O blog Caixote Amarelo nasceu com a proposta de dialogar apenas com os livros de relatos, as biografias. Para minha surpresa, bons ventos sopraram durante essa empreitada e outros tipos de livros ganharam espaço. Digo empreitada porque já seria difícil pra caramba abrir o bloco de notas e escrever o que sinto sobre as obras e como elas me afetam, de maneira positiva ou não. Tudo fica ainda mais complexo quando clico em "publicar". Te vejo dentro do caixote.

Por Renata de Sá.

quarta-feira, 16 de agosto de 2017

Sim, eles estão todos mortos

Quando recebi o convite do Grupo Editorial Record para escrever sobre o livro Assim na terra como embaixo da terra, da escritora Ana Paula Maia, nem imaginava o que me esperava. Sigo alguns rituais em uma leitura, sendo que o primeiro deles é me desligar do mundo externo – principalmente porque “minha hora de leitura livre” é dentro de um metrô cheio a caminho do trabalho. Antes mesmo do texto, folheio a quarta capa, as orelhas e me deparo com um relato da Marcia Tiburi indicando que a autora trouxe a colônia penal de Kafka para uma realidade brasileira.

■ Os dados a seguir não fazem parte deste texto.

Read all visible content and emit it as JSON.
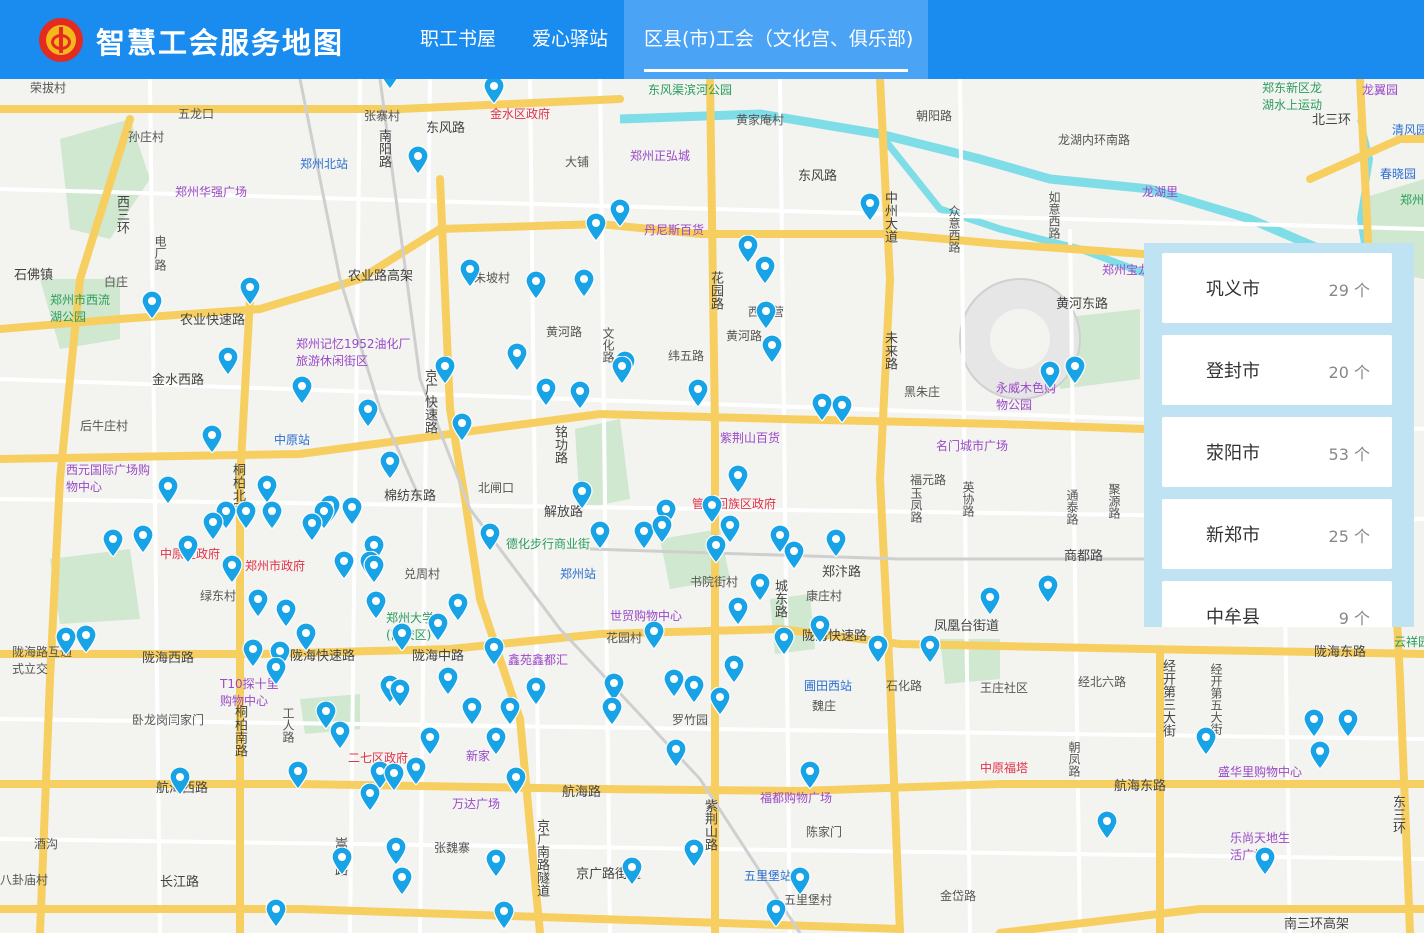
{
  "header": {
    "title": "智慧工会服务地图",
    "nav": [
      {
        "label": "职工书屋"
      },
      {
        "label": "爱心驿站"
      },
      {
        "label": "区县(市)工会（文化宫、俱乐部)"
      }
    ]
  },
  "panel": {
    "items": [
      {
        "name": "巩义市",
        "count": "29 个"
      },
      {
        "name": "登封市",
        "count": "20 个"
      },
      {
        "name": "荥阳市",
        "count": "53 个"
      },
      {
        "name": "新郑市",
        "count": "25 个"
      },
      {
        "name": "中牟县",
        "count": "9 个"
      }
    ]
  },
  "map": {
    "labels": [
      {
        "text": "五龙口"
      },
      {
        "text": "孙庄村"
      },
      {
        "text": "郑州华强广场"
      },
      {
        "text": "西三环"
      },
      {
        "text": "电厂路"
      },
      {
        "text": "石佛镇"
      },
      {
        "text": "白庄"
      },
      {
        "text": "郑州市西流湖公园"
      },
      {
        "text": "农业快速路"
      },
      {
        "text": "金水西路"
      },
      {
        "text": "后牛庄村"
      },
      {
        "text": "西元国际广场购物中心"
      },
      {
        "text": "桐柏北路"
      },
      {
        "text": "中原区政府"
      },
      {
        "text": "郑州市政府"
      },
      {
        "text": "绿东村"
      },
      {
        "text": "陇海路互通式立交"
      },
      {
        "text": "陇海西路"
      },
      {
        "text": "陇海快速路"
      },
      {
        "text": "T10探十里购物中心"
      },
      {
        "text": "卧龙岗闫家门"
      },
      {
        "text": "桐柏南路"
      },
      {
        "text": "工人路"
      },
      {
        "text": "航海西路"
      },
      {
        "text": "酒沟"
      },
      {
        "text": "八卦庙村"
      },
      {
        "text": "长江路"
      },
      {
        "text": "嵩山路"
      },
      {
        "text": "张寨村"
      },
      {
        "text": "南阳路"
      },
      {
        "text": "东风路"
      },
      {
        "text": "郑州北站"
      },
      {
        "text": "金水区政府"
      },
      {
        "text": "大铺"
      },
      {
        "text": "郑州正弘城"
      },
      {
        "text": "丹尼斯百货"
      },
      {
        "text": "农业路高架"
      },
      {
        "text": "郑州记忆1952油化厂旅游休闲街区"
      },
      {
        "text": "中原站"
      },
      {
        "text": "棉纺东路"
      },
      {
        "text": "京广快速路"
      },
      {
        "text": "黄河路"
      },
      {
        "text": "纬五路"
      },
      {
        "text": "花园路"
      },
      {
        "text": "文化路"
      },
      {
        "text": "紫荆山百货"
      },
      {
        "text": "铭功路"
      },
      {
        "text": "北闸口"
      },
      {
        "text": "解放路"
      },
      {
        "text": "德化步行商业街"
      },
      {
        "text": "郑州站"
      },
      {
        "text": "兑周村"
      },
      {
        "text": "郑州大学(南校区)"
      },
      {
        "text": "陇海中路"
      },
      {
        "text": "鑫苑鑫都汇"
      },
      {
        "text": "万达广场"
      },
      {
        "text": "二七区政府"
      },
      {
        "text": "新家"
      },
      {
        "text": "航海路"
      },
      {
        "text": "京广南路隧道"
      },
      {
        "text": "张魏寨"
      },
      {
        "text": "京广路街道"
      },
      {
        "text": "五里堡站"
      },
      {
        "text": "五里堡村"
      },
      {
        "text": "紫荆山路"
      },
      {
        "text": "管城回族区政府"
      },
      {
        "text": "书院街村"
      },
      {
        "text": "世贸购物中心"
      },
      {
        "text": "花园村"
      },
      {
        "text": "罗竹园"
      },
      {
        "text": "福都购物广场"
      },
      {
        "text": "陈家门"
      },
      {
        "text": "圃田西站"
      },
      {
        "text": "魏庄"
      },
      {
        "text": "康庄村"
      },
      {
        "text": "城东路"
      },
      {
        "text": "郑汴路"
      },
      {
        "text": "黄家庵村"
      },
      {
        "text": "朝阳路"
      },
      {
        "text": "东风渠滨河公园"
      },
      {
        "text": "龙湖内环南路"
      },
      {
        "text": "中州大道"
      },
      {
        "text": "众意西路"
      },
      {
        "text": "如意西路"
      },
      {
        "text": "黄河东路"
      },
      {
        "text": "未来路"
      },
      {
        "text": "黑朱庄"
      },
      {
        "text": "名门城市广场"
      },
      {
        "text": "福元路"
      },
      {
        "text": "玉凤路"
      },
      {
        "text": "英协路"
      },
      {
        "text": "通泰路"
      },
      {
        "text": "聚源路"
      },
      {
        "text": "商都路"
      },
      {
        "text": "凤凰台街道"
      },
      {
        "text": "陇海快速路"
      },
      {
        "text": "石化路"
      },
      {
        "text": "王庄社区"
      },
      {
        "text": "经北六路"
      },
      {
        "text": "经开第三大街"
      },
      {
        "text": "经开第五大街"
      },
      {
        "text": "中原福塔"
      },
      {
        "text": "朝凤路"
      },
      {
        "text": "盛华里购物中心"
      },
      {
        "text": "航海东路"
      },
      {
        "text": "乐尚天地生活广场"
      },
      {
        "text": "南三环高架"
      },
      {
        "text": "金岱路"
      },
      {
        "text": "永威木色购物公园"
      },
      {
        "text": "郑州宝龙"
      },
      {
        "text": "龙湖里"
      },
      {
        "text": "北三环"
      },
      {
        "text": "郑东新区龙湖水上运动"
      },
      {
        "text": "龙翼园"
      },
      {
        "text": "清风园"
      },
      {
        "text": "春晓园"
      },
      {
        "text": "郑州"
      },
      {
        "text": "东三环"
      },
      {
        "text": "陇海东路"
      },
      {
        "text": "云祥园"
      },
      {
        "text": "西苍营"
      },
      {
        "text": "黄河路"
      },
      {
        "text": "荣拔村"
      },
      {
        "text": "东风路"
      },
      {
        "text": "朱坡村"
      }
    ]
  },
  "colors": {
    "header_bg": "#1a8cf0",
    "nav_active_bg": "#4aa3f5",
    "pin": "#18a3e6",
    "panel_bg": "#bfe3f2"
  }
}
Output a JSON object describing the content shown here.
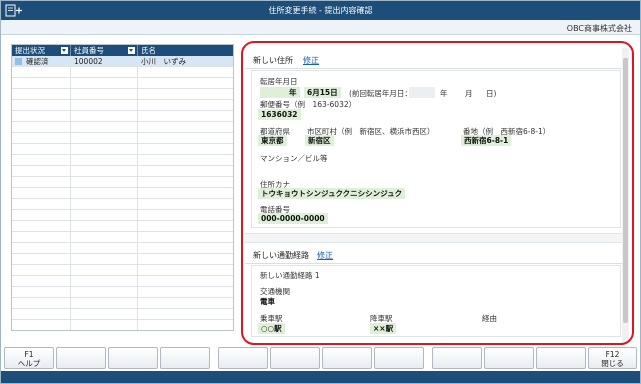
{
  "window": {
    "title": "住所変更手続 - 提出内容確認",
    "company": "OBC商事株式会社"
  },
  "grid": {
    "headers": [
      "提出状況",
      "社員番号",
      "氏名"
    ],
    "rows": [
      {
        "status": "確認済",
        "employee_no": "100002",
        "name": "小川　いずみ"
      }
    ]
  },
  "address": {
    "section_title": "新しい住所",
    "edit_label": "修正",
    "move_date_label": "転居年月日",
    "move_date_year_unit": "年",
    "move_date_value": "6月15日",
    "prev_move_label": "(前回転居年月日：",
    "prev_year_unit": "年",
    "prev_month_unit": "月",
    "prev_day_unit": "日)",
    "postal_label": "郵便番号（例　163-6032）",
    "postal_value": "1636032",
    "pref_label": "都道府県",
    "pref_value": "東京都",
    "city_label": "市区町村（例　新宿区、横浜市西区）",
    "city_value": "新宿区",
    "street_label": "番地（例　西新宿6-8-1）",
    "street_value": "西新宿6-8-1",
    "building_label": "マンション／ビル等",
    "kana_label": "住所カナ",
    "kana_value": "トウキョウトシンジュククニシシンジュク",
    "phone_label": "電話番号",
    "phone_value": "000-0000-0000"
  },
  "commute": {
    "section_title": "新しい通勤経路",
    "edit_label": "修正",
    "route_title": "新しい通勤経路 1",
    "transport_label": "交通機関",
    "transport_value": "電車",
    "board_label": "乗車駅",
    "board_value": "○○駅",
    "alight_label": "降車駅",
    "alight_value": "××駅",
    "via_label": "経由"
  },
  "footer": {
    "f1_key": "F1",
    "f1_label": "ヘルプ",
    "f12_key": "F12",
    "f12_label": "閉じる"
  },
  "colors": {
    "titlebar": "#1d4e79",
    "highlight_outline": "#e0141e",
    "value_bg": "#dff0d8",
    "link": "#1a5fb4"
  }
}
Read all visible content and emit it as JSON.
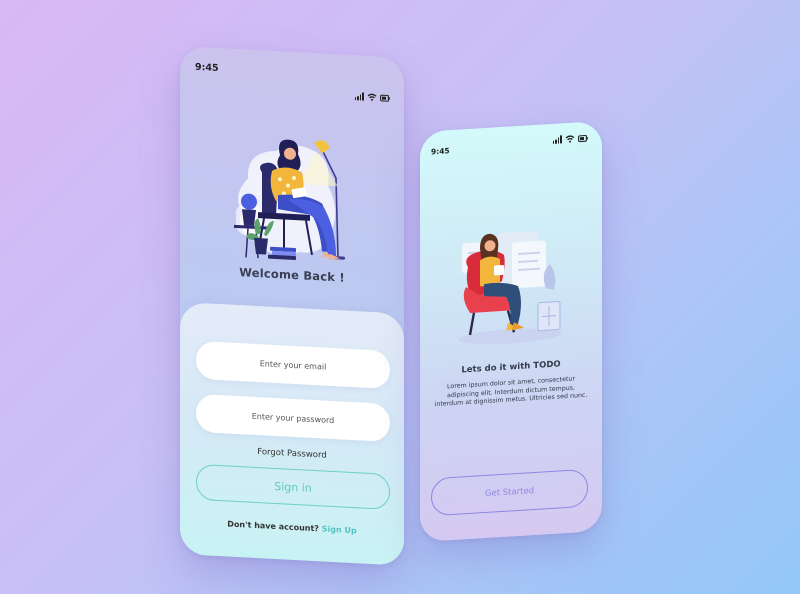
{
  "login_screen": {
    "status_time": "9:45",
    "welcome_title": "Welcome Back !",
    "email_placeholder": "Enter your email",
    "password_placeholder": "Enter your password",
    "forgot_password": "Forgot Password",
    "sign_in_label": "Sign in",
    "no_account_text": "Don't have account?",
    "sign_up_label": "Sign Up",
    "icons": [
      "signal-icon",
      "wifi-icon",
      "battery-icon",
      "reading-woman-illustration"
    ]
  },
  "onboarding_screen": {
    "status_time": "9:45",
    "title": "Lets do it with TODO",
    "description": "Lorem ipsum dolor sit amet, consectetur adipiscing elit. Interdum dictum tempus, interdum at dignissim metus. Ultricies sed nunc.",
    "get_started_label": "Get Started",
    "icons": [
      "signal-icon",
      "wifi-icon",
      "battery-icon",
      "armchair-woman-illustration"
    ]
  },
  "colors": {
    "accent_teal": "#63cbb9",
    "accent_purple": "#8f86e4",
    "text_dark": "#333a4a"
  }
}
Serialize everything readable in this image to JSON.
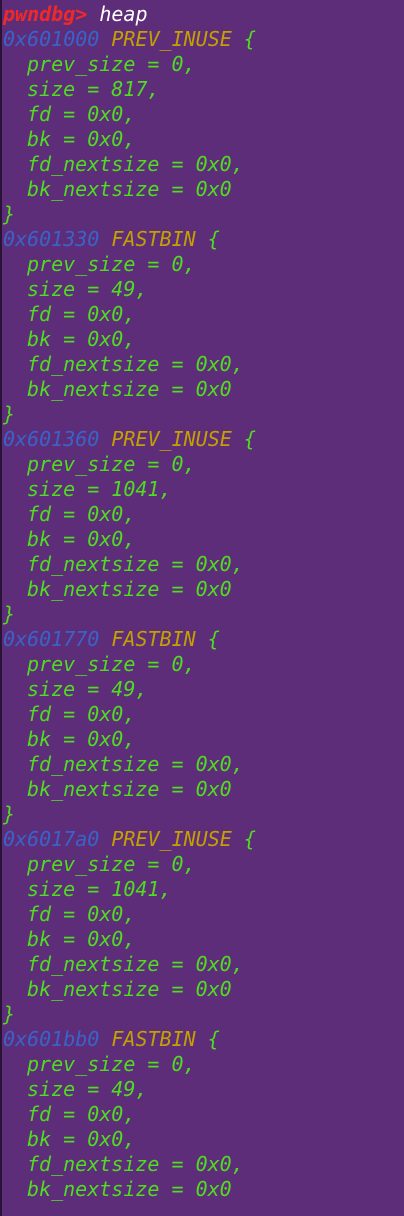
{
  "colors": {
    "background": "#5e2d79",
    "prompt": "#ef2929",
    "address": "#3a63c9",
    "chunk_type": "#c4a000",
    "field_text": "#4fdc21",
    "command": "#ffffff"
  },
  "prompt": {
    "label": "pwndbg>",
    "command": " heap"
  },
  "chunks": [
    {
      "address": "0x601000",
      "type": "PREV_INUSE",
      "open": " {",
      "fields": [
        "prev_size = 0,",
        "size = 817,",
        "fd = 0x0,",
        "bk = 0x0,",
        "fd_nextsize = 0x0,",
        "bk_nextsize = 0x0"
      ],
      "close": "}"
    },
    {
      "address": "0x601330",
      "type": "FASTBIN",
      "open": " {",
      "fields": [
        "prev_size = 0,",
        "size = 49,",
        "fd = 0x0,",
        "bk = 0x0,",
        "fd_nextsize = 0x0,",
        "bk_nextsize = 0x0"
      ],
      "close": "}"
    },
    {
      "address": "0x601360",
      "type": "PREV_INUSE",
      "open": " {",
      "fields": [
        "prev_size = 0,",
        "size = 1041,",
        "fd = 0x0,",
        "bk = 0x0,",
        "fd_nextsize = 0x0,",
        "bk_nextsize = 0x0"
      ],
      "close": "}"
    },
    {
      "address": "0x601770",
      "type": "FASTBIN",
      "open": " {",
      "fields": [
        "prev_size = 0,",
        "size = 49,",
        "fd = 0x0,",
        "bk = 0x0,",
        "fd_nextsize = 0x0,",
        "bk_nextsize = 0x0"
      ],
      "close": "}"
    },
    {
      "address": "0x6017a0",
      "type": "PREV_INUSE",
      "open": " {",
      "fields": [
        "prev_size = 0,",
        "size = 1041,",
        "fd = 0x0,",
        "bk = 0x0,",
        "fd_nextsize = 0x0,",
        "bk_nextsize = 0x0"
      ],
      "close": "}"
    },
    {
      "address": "0x601bb0",
      "type": "FASTBIN",
      "open": " {",
      "fields": [
        "prev_size = 0,",
        "size = 49,",
        "fd = 0x0,",
        "bk = 0x0,",
        "fd_nextsize = 0x0,",
        "bk_nextsize = 0x0"
      ],
      "close": null
    }
  ]
}
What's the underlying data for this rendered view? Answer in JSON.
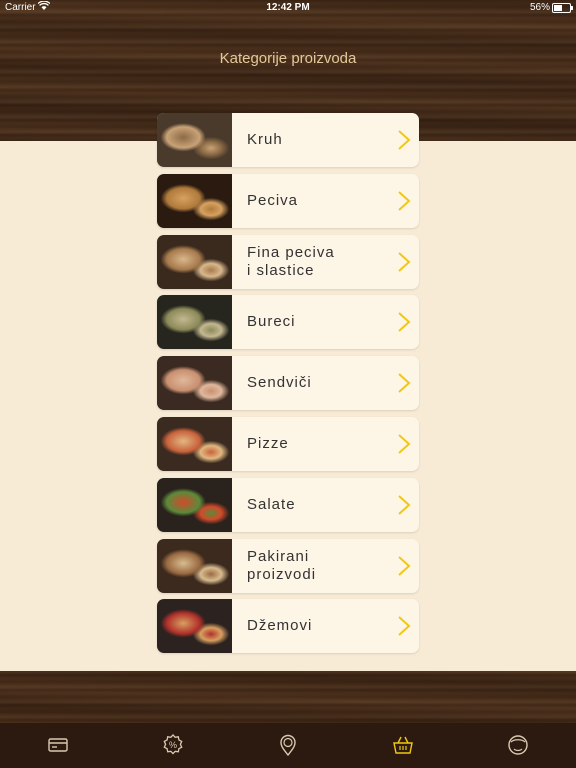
{
  "status_bar": {
    "carrier": "Carrier",
    "time": "12:42 PM",
    "battery": "56%"
  },
  "header": {
    "title": "Kategorije proizvoda"
  },
  "categories": [
    {
      "label": "Kruh",
      "thumb_colors": [
        "#4a3a2c",
        "#c9a277",
        "#8b6a45"
      ]
    },
    {
      "label": "Peciva",
      "thumb_colors": [
        "#2a1a10",
        "#b07a3c",
        "#d7a160"
      ]
    },
    {
      "label": "Fina peciva\ni slastice",
      "thumb_colors": [
        "#3a2a1e",
        "#a77a4c",
        "#d8b88c"
      ]
    },
    {
      "label": "Bureci",
      "thumb_colors": [
        "#26261e",
        "#8c8a5a",
        "#c4b890"
      ]
    },
    {
      "label": "Sendviči",
      "thumb_colors": [
        "#3a2a22",
        "#c99070",
        "#e0b89c"
      ]
    },
    {
      "label": "Pizze",
      "thumb_colors": [
        "#3a2a20",
        "#c8623c",
        "#e2b880"
      ]
    },
    {
      "label": "Salate",
      "thumb_colors": [
        "#2a221c",
        "#5c8a3a",
        "#d24a2a"
      ]
    },
    {
      "label": "Pakirani\nproizvodi",
      "thumb_colors": [
        "#3c2a1e",
        "#9a6a42",
        "#d8bc90"
      ]
    },
    {
      "label": "Džemovi",
      "thumb_colors": [
        "#2c2220",
        "#b0302a",
        "#d8a060"
      ]
    }
  ],
  "tab_bar": {
    "tabs": [
      {
        "icon": "card-icon"
      },
      {
        "icon": "discount-icon"
      },
      {
        "icon": "location-icon"
      },
      {
        "icon": "basket-icon",
        "active": true
      },
      {
        "icon": "profile-icon"
      }
    ]
  },
  "colors": {
    "accent": "#f0c814",
    "cream": "#f8ebd6",
    "row_bg": "#fdf5e6"
  }
}
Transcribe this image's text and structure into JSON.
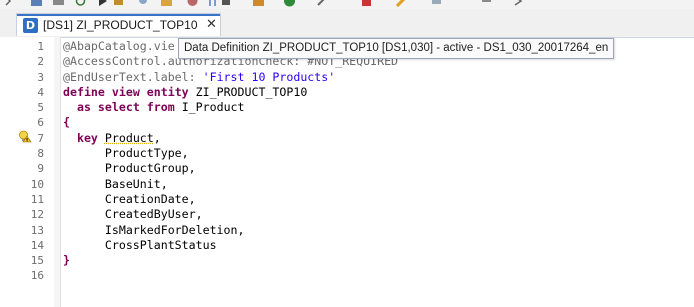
{
  "editor": {
    "tab_title": "[DS1] ZI_PRODUCT_TOP10",
    "tab_icon_letter": "D",
    "close_glyph": "✕",
    "tooltip": "Data Definition ZI_PRODUCT_TOP10 [DS1,030] - active - DS1_030_20017264_en",
    "lines": [
      {
        "n": "1",
        "text": "@AbapCatalog.vie"
      },
      {
        "n": "2",
        "text": "@AccessControl.authorizationCheck: #NOT_REQUIRED"
      },
      {
        "n": "3",
        "text": "@EndUserText.label: 'First 10 Products'"
      },
      {
        "n": "4",
        "text": "define view entity ZI_PRODUCT_TOP10"
      },
      {
        "n": "5",
        "text": "  as select from I_Product"
      },
      {
        "n": "6",
        "text": "{"
      },
      {
        "n": "7",
        "text": "  key Product,"
      },
      {
        "n": "8",
        "text": "      ProductType,"
      },
      {
        "n": "9",
        "text": "      ProductGroup,"
      },
      {
        "n": "10",
        "text": "      BaseUnit,"
      },
      {
        "n": "11",
        "text": "      CreationDate,"
      },
      {
        "n": "12",
        "text": "      CreatedByUser,"
      },
      {
        "n": "13",
        "text": "      IsMarkedForDeletion,"
      },
      {
        "n": "14",
        "text": "      CrossPlantStatus"
      },
      {
        "n": "15",
        "text": "}"
      },
      {
        "n": "16",
        "text": ""
      }
    ]
  },
  "colors": {
    "keyword": "#7f0055",
    "string": "#2a00ff",
    "annotation": "#6a6a6a",
    "tab_accent": "#3a73c8"
  },
  "icons": [
    "warning-lightbulb-icon",
    "data-definition-icon",
    "close-icon"
  ]
}
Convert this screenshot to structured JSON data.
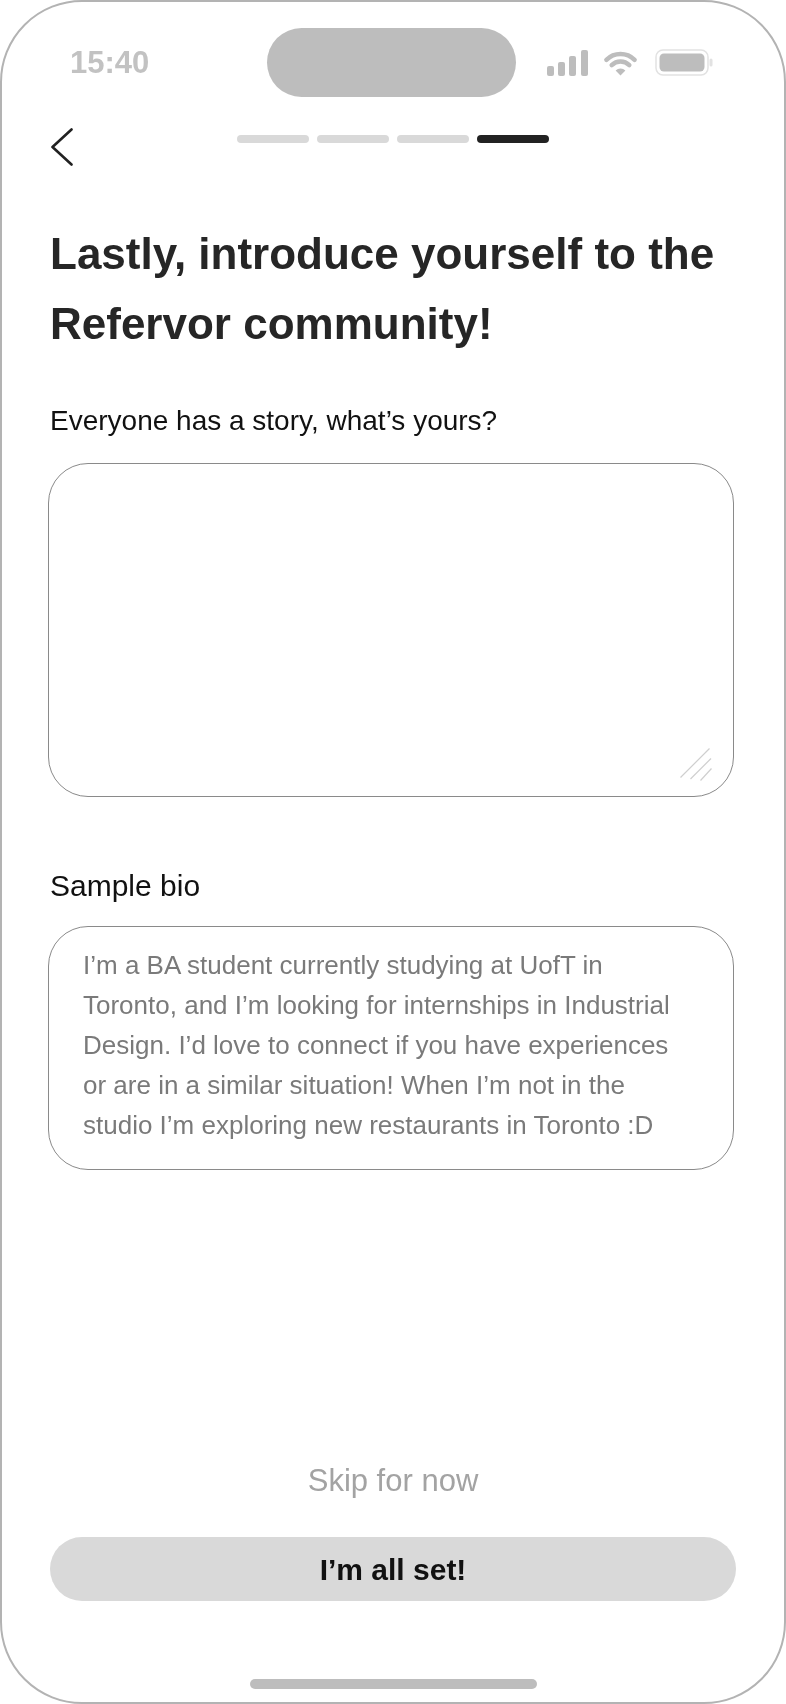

Pronto. Puxo na memória trechos daquele livro e só consigo pensar em um estado constante de sufocamento e desconforto. Inicio a leitura esperando o pior. Sabem aquelas histórias que você vai lendo, mas já imagina 30 páginas na frente? Eu estava assim. De uma forma bastante louca me vi dentro daquela prisão, no meio do nada, aguardando um oficial que viria desativar o lugar, mas que nunca chegava.

A agonia passou a tomar conta da minha leitura. Lendo algo aparentemente rotineiro: Um preso que prepara o almoço, a minha cabeça já estava lá na frente e eu só conseguia pensar: Sim, eles estão todos mortos. Um dos prisioneiros observava o que estava acontecendo – e assim como eu, ele sabia o que viria nas próximas páginas – e, por isso, decidiu fugir. Só que para o plano funcionar, ele teria que amputar o próprio pé para escapar da tornozeleira, que segundo relatos, era capaz de explodir ao menor sinal de fuga.

Curiosamente, esse livro começou a ser lido no metrô, mas terminou na cama. Há pouco mais de cinco dias eu fiz uma cirurgia no pé esquerdo e estou imobilizada. Passei a me sentir na pele de Bronco Gil, ou pelo menos, a entender o quanto é difícil ser privado de andar livremente.

Ao decidir arrancar o próprio pé para fugir, o personagem me mostra que, mesmo privado de todos os seus direitos – alguns até bem básicos e obrigatórios – aquele homem estava disposto a arriscar. Isso só me fez entender que, mesmo tentando tirando tudo de uma pessoa, ninguém é capaz de arrancar um dos instintos mais básicos, que é a necessidade de sobreviver.

Bronco Gil, continuo a minha leitura e espero que seu instinto de sobrevivência seja tão forte quanto eu imagino. Te vejo na portão de entrada da colônia penal.